The game opens with your escape from containment, where you’re taught the very straightforward and easy to master controls. Your goal, it would seem, is to slither and squirm your way through the map, consuming all humans in your path as they scream in terror. Although not everyone cowers in fear. Armed (and armoured) humans will try and take you down, chipping away at your biomass. These provide a welcome challenge which allows the game to showcase its unique combat mechanics, and let’s face it, puny humans are no match for the reach of your tentacles; But I couldn’t help but feel some sympathy for the hapless human I consumed while they were on the toilet. The more humans you consume, the larger you become as they add to your biomass and become one with the monster. The larger you become, the more mesmerising it is to watch as you traverse the maps, with tentacles taking up large portions of the screen.
Although impressive to behold, the larger you are, the more cumbersome you become to squeeze around the map too. The game does a good job of giving weight to the monster, as if it is literally dragging its sprawling mass behind it. This does also make you an easier target when being shot at, I found myself literally hanging off ledges as I couldn’t squeeze myself into hiding fully. It does also make traversing thetighter parts of the map a little difficult, and sometimes you can’t even tell where your mouth is.
Stealth is often useful as it doesn’t take too many shots to kill you, and some pesky humans will even attempt to use fire against you. But what competent villain doesn’t use stealth anyway? If jump-scare isn’t your style though, you can choose to burst into view and thrash around in a frenzy of horrific tentacle gorn… Moving swiftly on, you’ll also encounter mechs and drones, which do require some patience and the application of different abilities. I would not recommend trying to attack these head on as they will rip the monster to shreds in a matter of seconds.

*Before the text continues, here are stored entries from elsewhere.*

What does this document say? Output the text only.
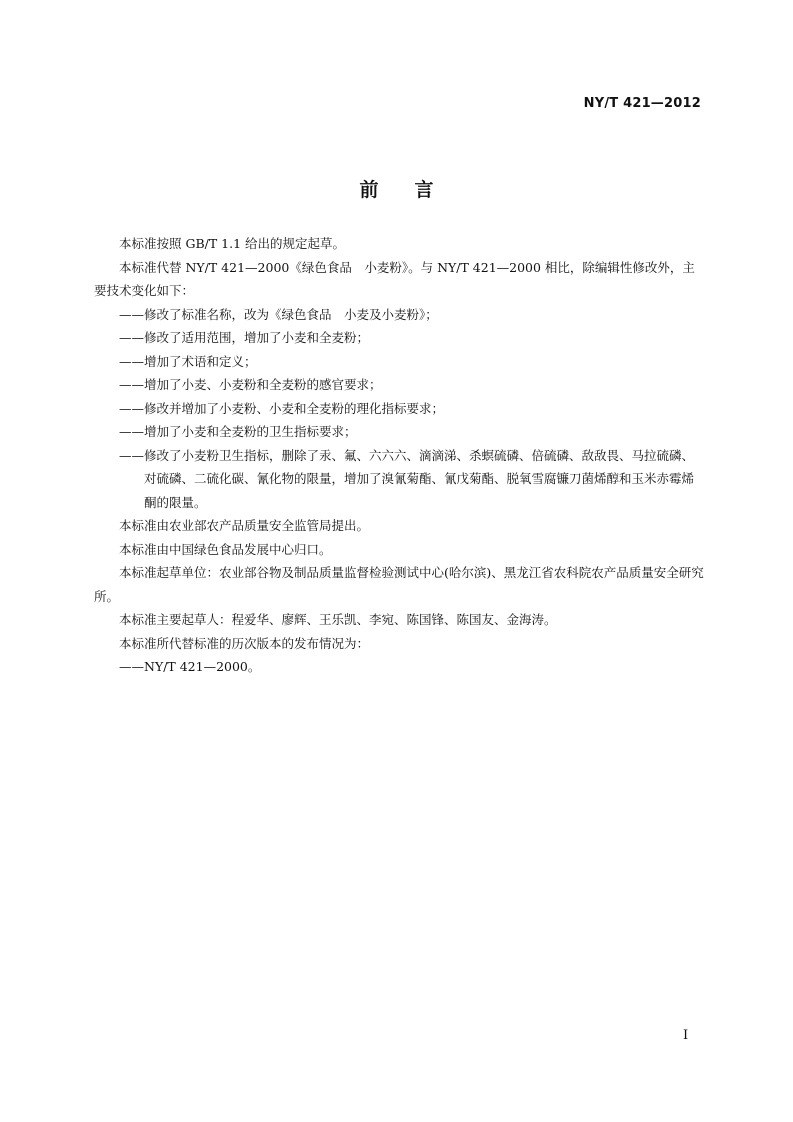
NY/T 421—2012
前言

本标准按照 GB/T 1.1 给出的规定起草。

本标准代替 NY/T 421—2000《绿色食品　小麦粉》。与 NY/T 421—2000 相比，除编辑性修改外，主要技术变化如下：

——修改了标准名称，改为《绿色食品　小麦及小麦粉》；

——修改了适用范围，增加了小麦和全麦粉；

——增加了术语和定义；

——增加了小麦、小麦粉和全麦粉的感官要求；

——修改并增加了小麦粉、小麦和全麦粉的理化指标要求；

——增加了小麦和全麦粉的卫生指标要求；

——修改了小麦粉卫生指标，删除了汞、氟、六六六、滴滴涕、杀螟硫磷、倍硫磷、敌敌畏、马拉硫磷、对硫磷、二硫化碳、氰化物的限量，增加了溴氰菊酯、氰戊菊酯、脱氧雪腐镰刀菌烯醇和玉米赤霉烯酮的限量。

本标准由农业部农产品质量安全监管局提出。

本标准由中国绿色食品发展中心归口。

本标准起草单位：农业部谷物及制品质量监督检验测试中心(哈尔滨)、黑龙江省农科院农产品质量安全研究所。

本标准主要起草人：程爱华、廖辉、王乐凯、李宛、陈国锋、陈国友、金海涛。

本标准所代替标准的历次版本的发布情况为：

——NY/T 421—2000。

I
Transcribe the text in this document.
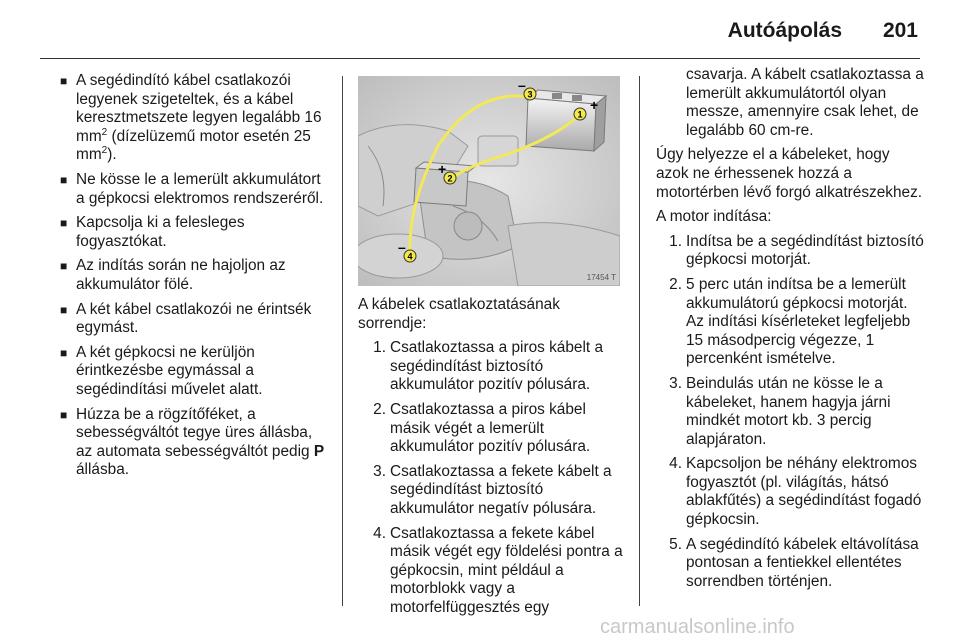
Autóápolás 201
■ A segédindító kábel csatlakozói legyenek szigeteltek, és a kábel keresztmetszete legyen legalább 16 $mm^2$ (dízelüzemű motor esetén 25 $mm^2$).
■ Ne kösse le a lemerült akkumulátort a gépkocsi elektromos rendszeréről.
■ Kapcsolja ki a felesleges fogyasztókat.
■ Az indítás során ne hajoljon az akkumulátor fölé.
■ A két kábel csatlakozói ne érintsék egymást.
■ A két gépkocsi ne kerüljön érintkezésbe egymással a segédindítási művelet alatt.
■ Húzza be a rögzítőféket, a sebességváltót tegye üres állásba, az automata sebességváltót pedig P állásba.
1
2
3
4
+
+
–
–
17454 T
A kábelek csatlakoztatásának sorrendje:
1. Csatlakoztassa a piros kábelt a segédindítást biztosító akkumulátor pozitív pólusára.
2. Csatlakoztassa a piros kábel másik végét a lemerült akkumulátor pozitív pólusára.
3. Csatlakoztassa a fekete kábelt a segédindítást biztosító akkumulátor negatív pólusára.
4. Csatlakoztassa a fekete kábel másik végét egy földelési pontra a gépkocsin, mint például a motorblokk vagy a motorfelfüggesztés egy
csavarja. A kábelt csatlakoztassa a lemerült akkumulátortól olyan messze, amennyire csak lehet, de legalább 60 cm-re.
Úgy helyezze el a kábeleket, hogy azok ne érhessenek hozzá a motortérben lévő forgó alkatrészekhez.
A motor indítása:
1. Indítsa be a segédindítást biztosító gépkocsi motorját.
2. 5 perc után indítsa be a lemerült akkumulátorú gépkocsi motorját. Az indítási kísérleteket legfeljebb 15 másodpercig végezze, 1 percenként ismételve.
3. Beindulás után ne kösse le a kábeleket, hanem hagyja járni mindkét motort kb. 3 percig alapjáraton.
4. Kapcsoljon be néhány elektromos fogyasztót (pl. világítás, hátsó ablakfűtés) a segédindítást fogadó gépkocsin.
5. A segédindító kábelek eltávolítása pontosan a fentiekkel ellentétes sorrendben történjen.
carmanualsonline.info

The game will also present you with puzzles to solve in order to move onto different areas, and some elements can only be unlocked once you acquire certain skills. As you move through the game, you will unlock more abilities. Some of which include the ability to turn invisible and charged punches. Interestingly, size matters when it comes to which abilities can be used. So, you’ll occasionally need to deposit part of your biomass in pools of some kind of amniotic fluid or retrieve biomass from save points. I enjoyed this mechanic, it adds a little more complexity to the game, whilst still maintaining the fast pace. It also meant the game never felt too repetitive, as you’re always presented with new challenges, and different ways to face them.
Unfortunately, the game isn’t always good at telling you where to go, or what you need to do. So be prepared to spend a lot of time slithering through the same levels. I found myself backtracking a lot, trying to remember which way to go. This was easily my biggest gripe of the game and it felt very frustrating and it broke the pace. This could easily be solved by the edition of a map to help get your bearings. Fortunately, though, you can use the carnage left behind you as an indicator as to whether you’ve already been to certain areas and exit signs will generally point you in the right direction.
The music for this game is done by Cris Velasco, who has also recently contributed to the likes of Darksiders 3, Resident Evil 7 and Overwatch. The style is sinister and really helps set the horror movie tone for the game. Visually this game is a treat and is a great application of pixel art graphics. A particular highlight for me is how the monster moves and how it burns, along with the fire from the flamethrowers. The experience is very jarring to watch and made me dash for the nearest pool of water. The different levels all have a unique feel to them too, with a combination of grey tones for laboratory areas, green for mossy levels, and blue for underwater. This is a game you will never tire of looking at.